Topaz cross-validation errors in 5.0.4

mokca · April 30, 2026, 9:30am

We were having this problem: Topaz errors on cryoSPARC v5.0.2

(Summary: Topaz Cross validation failed in 5.0.2 even though the Topaz train sub-jobs completed successfully. This was fixed in 5.0.4)

I updated to 5.0.4 and now we get a different problem. The Topaz train sub jobs fail.

The parameter being optimized is Epoch size.
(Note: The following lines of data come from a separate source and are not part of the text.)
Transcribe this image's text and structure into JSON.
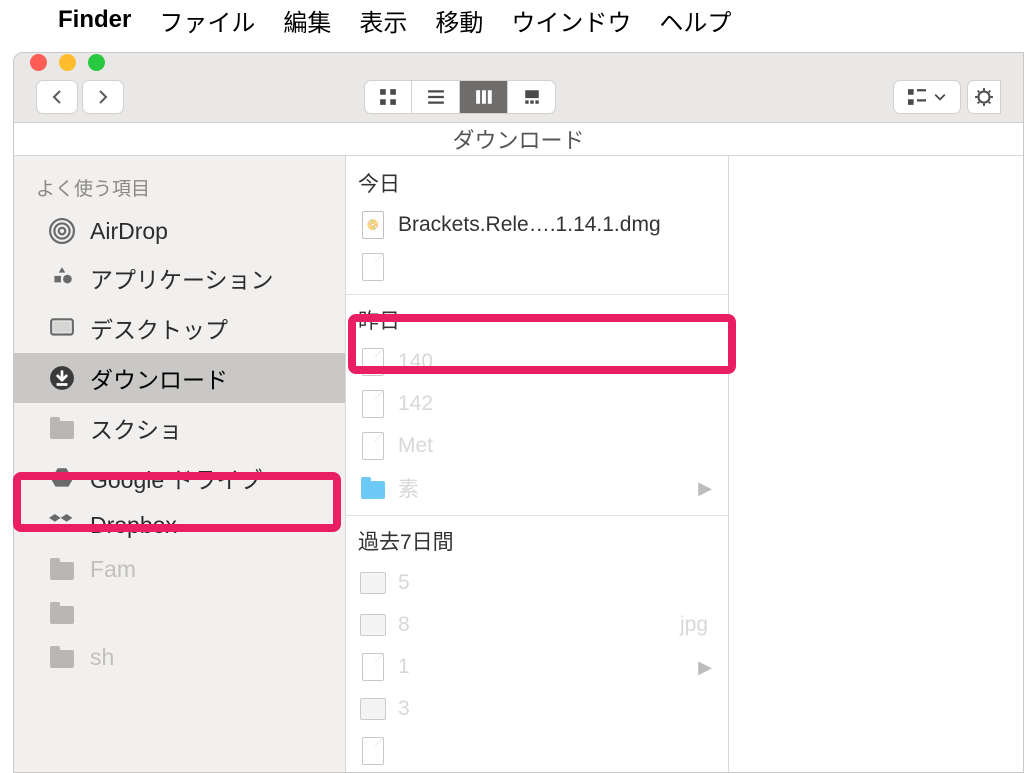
{
  "menubar": {
    "app": "Finder",
    "items": [
      "ファイル",
      "編集",
      "表示",
      "移動",
      "ウインドウ",
      "ヘルプ"
    ]
  },
  "window": {
    "path_title": "ダウンロード"
  },
  "sidebar": {
    "section_header": "よく使う項目",
    "items": [
      {
        "label": "AirDrop",
        "icon": "airdrop"
      },
      {
        "label": "アプリケーション",
        "icon": "apps"
      },
      {
        "label": "デスクトップ",
        "icon": "desktop"
      },
      {
        "label": "ダウンロード",
        "icon": "download",
        "selected": true
      },
      {
        "label": "スクショ",
        "icon": "folder"
      },
      {
        "label": "Google ドライブ",
        "icon": "gdrive"
      },
      {
        "label": "Dropbox",
        "icon": "dropbox"
      },
      {
        "label": "Fam",
        "icon": "folder",
        "faded": true
      },
      {
        "label": "",
        "icon": "folder",
        "faded": true
      },
      {
        "label": "sh",
        "icon": "folder",
        "faded": true
      }
    ]
  },
  "files": {
    "groups": [
      {
        "header": "今日",
        "items": [
          {
            "label": "Brackets.Rele….1.14.1.dmg",
            "icon": "dmg"
          },
          {
            "label": "",
            "icon": "doc",
            "faded": true
          }
        ]
      },
      {
        "header": "昨日",
        "items": [
          {
            "label": "140",
            "icon": "doc",
            "faded": true
          },
          {
            "label": "142",
            "icon": "doc",
            "faded": true
          },
          {
            "label": "Met",
            "icon": "doc",
            "faded": true
          },
          {
            "label": "素",
            "icon": "folder",
            "faded": true,
            "chev": true
          }
        ]
      },
      {
        "header": "過去7日間",
        "items": [
          {
            "label": "5",
            "icon": "pic",
            "faded": true
          },
          {
            "label": "8",
            "icon": "pic",
            "faded": true,
            "suffix": "jpg"
          },
          {
            "label": "1",
            "icon": "doc",
            "faded": true,
            "chev": true
          },
          {
            "label": "3",
            "icon": "pic",
            "faded": true
          },
          {
            "label": "",
            "icon": "doc",
            "faded": true
          }
        ]
      }
    ]
  }
}
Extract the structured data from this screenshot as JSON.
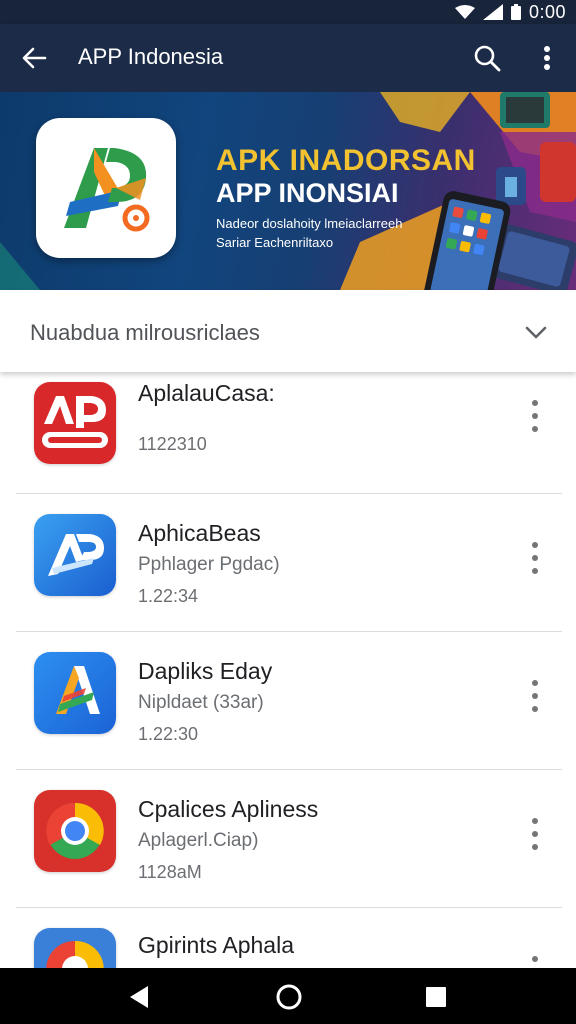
{
  "status_bar": {
    "time": "0:00",
    "icons": [
      "wifi-icon",
      "signal-icon",
      "battery-icon"
    ]
  },
  "app_bar": {
    "title": "APP Indonesia",
    "icons": [
      "back-arrow-icon",
      "search-icon",
      "more-vert-icon"
    ],
    "color": "#1c2b47"
  },
  "banner": {
    "heading": "APK INADORSAN",
    "subheading": "APP INONSIAI",
    "line1": "Nadeor doslahoity lmeiaclarreeh",
    "line2": "Sariar Eachenriltaxo",
    "logo_icon": "apk-logo-icon",
    "heading_color": "#f2c230"
  },
  "dropdown": {
    "selected": "Nuabdua milrousriclaes",
    "icon": "chevron-down-icon"
  },
  "apps": [
    {
      "title": "AplalauCasa:",
      "subtitle": "",
      "meta": "1122310",
      "icon": "apk-red-icon"
    },
    {
      "title": "AphicaBeas",
      "subtitle": "Pphlager Pgdac)",
      "meta": "1.22:34",
      "icon": "ap-blue-icon"
    },
    {
      "title": "Dapliks Eday",
      "subtitle": "Nipldaet (33ar)",
      "meta": "1.22:30",
      "icon": "a-triangle-icon"
    },
    {
      "title": "Cpalices Apliness",
      "subtitle": "Aplagerl.Ciap)",
      "meta": "1128aM",
      "icon": "chrome-like-icon"
    },
    {
      "title": "Gpirints Aphala",
      "subtitle": "",
      "meta": "",
      "icon": "circle-app-icon"
    }
  ],
  "nav_bar": {
    "icons": [
      "nav-back-icon",
      "nav-home-icon",
      "nav-recents-icon"
    ]
  }
}
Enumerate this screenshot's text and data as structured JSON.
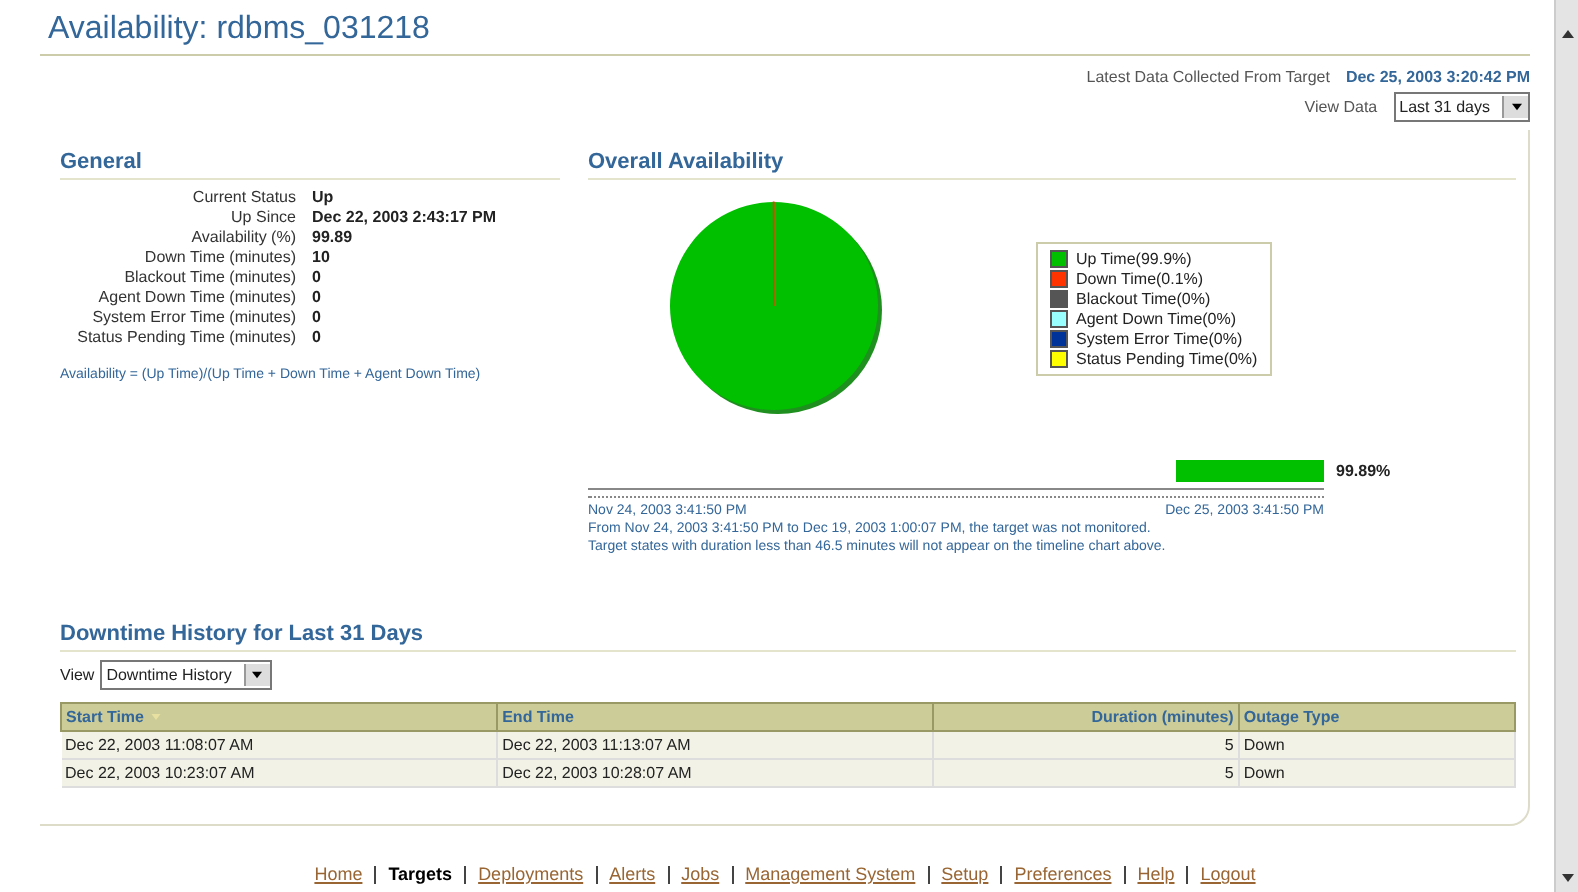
{
  "page": {
    "title": "Availability: rdbms_031218"
  },
  "collected": {
    "label": "Latest Data Collected From Target",
    "value": "Dec 25, 2003 3:20:42 PM"
  },
  "view_data": {
    "label": "View Data",
    "value": "Last 31 days"
  },
  "general": {
    "title": "General",
    "fields": [
      {
        "label": "Current Status",
        "value": "Up"
      },
      {
        "label": "Up Since",
        "value": "Dec 22, 2003 2:43:17 PM"
      },
      {
        "label": "Availability (%)",
        "value": "99.89"
      },
      {
        "label": "Down Time (minutes)",
        "value": "10"
      },
      {
        "label": "Blackout Time (minutes)",
        "value": "0"
      },
      {
        "label": "Agent Down Time (minutes)",
        "value": "0"
      },
      {
        "label": "System Error Time (minutes)",
        "value": "0"
      },
      {
        "label": "Status Pending Time (minutes)",
        "value": "0"
      }
    ],
    "formula": "Availability = (Up Time)/(Up Time + Down Time + Agent Down Time)"
  },
  "overall": {
    "title": "Overall Availability",
    "chart_data": {
      "type": "pie",
      "categories": [
        "Up Time(99.9%)",
        "Down Time(0.1%)",
        "Blackout Time(0%)",
        "Agent Down Time(0%)",
        "System Error Time(0%)",
        "Status Pending Time(0%)"
      ],
      "values": [
        99.9,
        0.1,
        0,
        0,
        0,
        0
      ],
      "legend": true,
      "colors": [
        "#00c000",
        "#ff3300",
        "#555555",
        "#99ffff",
        "#003399",
        "#ffff00"
      ]
    },
    "timeline": {
      "reading": "99.89%",
      "start": "Nov 24, 2003 3:41:50 PM",
      "end": "Dec 25, 2003 3:41:50 PM"
    },
    "notes": [
      "From Nov 24, 2003 3:41:50 PM to Dec 19, 2003 1:00:07 PM, the target was not monitored.",
      "Target states with duration less than 46.5 minutes will not appear on the timeline chart above."
    ]
  },
  "downtime": {
    "title": "Downtime History for Last 31 Days",
    "view_label": "View",
    "view_value": "Downtime History",
    "columns": [
      {
        "label": "Start Time",
        "sorted": true
      },
      {
        "label": "End Time",
        "sorted": false
      },
      {
        "label": "Duration (minutes)",
        "sorted": false
      },
      {
        "label": "Outage Type",
        "sorted": false
      }
    ],
    "rows": [
      [
        "Dec 22, 2003 11:08:07 AM",
        "Dec 22, 2003 11:13:07 AM",
        "5",
        "Down"
      ],
      [
        "Dec 22, 2003 10:23:07 AM",
        "Dec 22, 2003 10:28:07 AM",
        "5",
        "Down"
      ]
    ]
  },
  "footer": [
    {
      "label": "Home",
      "selected": false
    },
    {
      "label": "Targets",
      "selected": true
    },
    {
      "label": "Deployments",
      "selected": false
    },
    {
      "label": "Alerts",
      "selected": false
    },
    {
      "label": "Jobs",
      "selected": false
    },
    {
      "label": "Management System",
      "selected": false
    },
    {
      "label": "Setup",
      "selected": false
    },
    {
      "label": "Preferences",
      "selected": false
    },
    {
      "label": "Help",
      "selected": false
    },
    {
      "label": "Logout",
      "selected": false
    }
  ]
}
The Initial value to begin with is 50 and the Value to increment parameter by is 50.

In the training jobs launched by the cross-validation job, Topaz dies on launch with the error

topaz train: error: argument --epoch-size: invalid int value: '150.0'

Inside the job Topaz is being launched with

Starting training by running command /common/app/topaz/0.2.5/bin/topaz train
--epoch-size 150.0 --k-fold 2 --fold 1 --learning-rate 0.0002 
--minibatch-size 128 --num-epochs 10 --method GE-binomial --slack -1.0 
--autoencoder 0.0 --l2 0.0 --minibatch-balance 0.0625 --model resnet8 
--units 32 --dropout 0.0 --bn on --unit-scaling 2 --ngf 32 --num-workers 4 
--cross-validation-seed 906145623 --radius 3 --num-particles 40 
-o /<...>/J84/cv/model_n150.0_fold1_train_test_curve.txt --device 1 
--train-images <...>J90/image_list_train.txt 
--train-targets <...>J90/topaz_particles_processed_train.txt 
--test-images <...>J90/image_list_test.txt 
--test-targets <...>J90/topaz_particles_processed_test.txt 
--save-prefix=<...>/J90/models/model

It looks to me like the problem is that the epoch size is being presented as a float to Topaz.

Is this something to do with the way we’re setting up to job or with the cross-validation job?